I knew by this that I had struck lucky and that Morse was in the hotel, and within a minute I heard his calm, resonant voice in my ear.

"Good afternoon, Kirby. My secretary says you wanted to speak to me."

"Thank you, I am most anxious to have a conversation."

"Well, shall we hold the wire?"

"I daren't discuss my business over the wire, Mr. Morse."

There was a short silence and then:

"Please forgive me, but you know how busy I am. Could you give me the least indication of what you wish to talk to me about?"

I had an inspiration.

"Towers," I said in a low voice.

A quiet "Ah!" came to me over the wire, and then:

"I think I understand, Sir Thomas, you wish--?"

"To tell you something that I feel sure you ought to know, in your own interests."

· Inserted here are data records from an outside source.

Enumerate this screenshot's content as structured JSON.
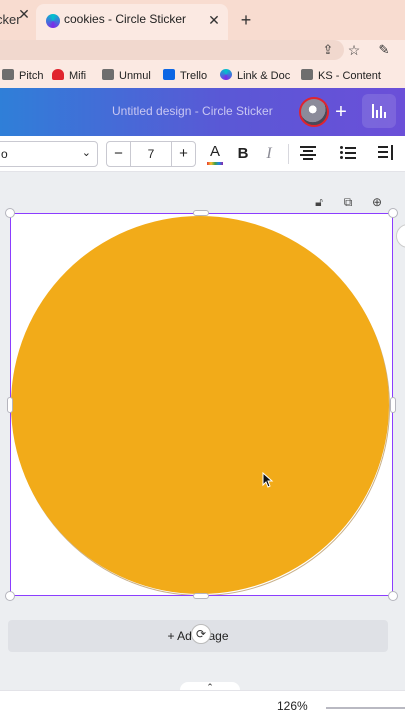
{
  "browser": {
    "tabs": [
      {
        "label": "cker",
        "active": false
      },
      {
        "label": "cookies - Circle Sticker",
        "active": true
      }
    ],
    "new_tab_icon": "plus-icon",
    "bookmarks": [
      {
        "label": "Pitch",
        "icon": "folder-icon"
      },
      {
        "label": "Mifi",
        "icon": "huawei-icon"
      },
      {
        "label": "Unmul",
        "icon": "folder-icon"
      },
      {
        "label": "Trello",
        "icon": "trello-icon"
      },
      {
        "label": "Link & Doc",
        "icon": "canva-icon"
      },
      {
        "label": "KS - Content",
        "icon": "folder-icon"
      }
    ]
  },
  "editor": {
    "design_title": "Untitled design - Circle Sticker",
    "font_name": "o",
    "font_size": "7",
    "add_page_label": "+ Add page",
    "zoom": "126%"
  },
  "colors": {
    "header_gradient_start": "#2f7fd8",
    "header_gradient_end": "#6b4fd8",
    "circle_fill": "#f2ab19",
    "selection": "#8b3dff",
    "tab_strip": "#f8dcd0"
  }
}
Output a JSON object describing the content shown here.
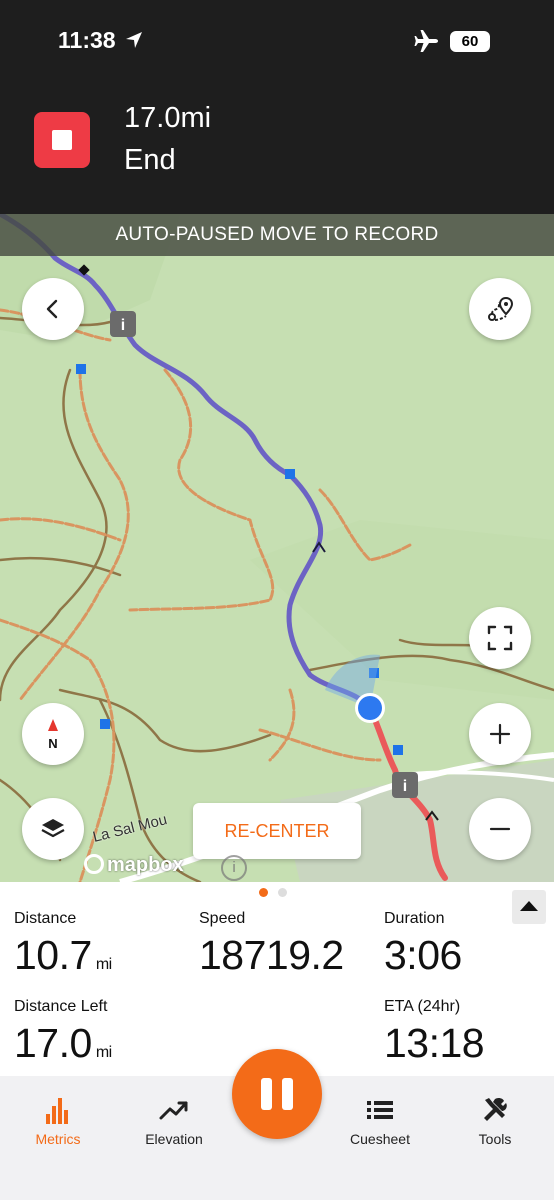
{
  "status_bar": {
    "time": "11:38",
    "battery": "60"
  },
  "nav_banner": {
    "distance": "17.0mi",
    "instruction": "End"
  },
  "map": {
    "autopause_text": "AUTO-PAUSED MOVE TO RECORD",
    "recenter_label": "RE-CENTER",
    "road_label": "La Sal Mou",
    "attribution": "mapbox",
    "compass_label": "N",
    "colors": {
      "route_done": "#6c63c4",
      "route_ahead": "#ea5a5a",
      "trail": "#d99560",
      "contour": "#8f7648",
      "position": "#2d79f0"
    }
  },
  "metrics": {
    "page_indicator": {
      "current": 1,
      "total": 2
    },
    "distance": {
      "label": "Distance",
      "value": "10.7",
      "unit": "mi"
    },
    "speed": {
      "label": "Speed",
      "value": "18719.2"
    },
    "duration": {
      "label": "Duration",
      "value": "3:06"
    },
    "distance_left": {
      "label": "Distance Left",
      "value": "17.0",
      "unit": "mi"
    },
    "eta": {
      "label": "ETA (24hr)",
      "value": "13:18"
    }
  },
  "tabs": [
    {
      "label": "Metrics",
      "icon": "bar-chart-icon",
      "active": true
    },
    {
      "label": "Elevation",
      "icon": "trend-line-icon",
      "active": false
    },
    {
      "label": "Cuesheet",
      "icon": "list-icon",
      "active": false
    },
    {
      "label": "Tools",
      "icon": "tools-icon",
      "active": false
    }
  ],
  "accent_color": "#f36b18"
}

"Pa.s.s, _Friend_!" was the reply, followed by a little chuckle in which I thought--I might have been mistaken--I detected a note of relief.

"When shall we meet?" I asked.

"Look here, Kirby," was the reply, "can you come here at eleven to-night? I'll give orders that you are to be taken up to my rooms at once. I can't guarantee that I shall be in at the moment. I also have something of considerable importance on hand, but if you will wait--I'm afraid I'm asking a great deal--I'll be certain to be with you sooner or later. My daughter may be at home and, if she is, no doubt she'll give you a cup of coffee or something while you wait. Do you think you can manage this?"

"I shall be delighted," I answered, trying to control my voice, and I hardly heard the quiet "Good-by" that concluded our conversation.

Well, I had done better for myself than I had hoped, and, so vain are all of us, I felt a kind of satisfaction in having "played the game" and at the same time won the trick. I did not reflect till afterwards that if Morse had been some one else and not the father of Juanita, I should not have hesitated for a moment to fill the _Special_ with scare headlines.

I sat down again in my chair, ordered a cup of tea, drank it with splendid visions of a _tete-a-tete_ with Juanita that very night, and was leaning back in my chair lost in a rosy dream when the door opened and the odd little man with the red hair appeared at my side, holding two or three sheets of typewritten copy.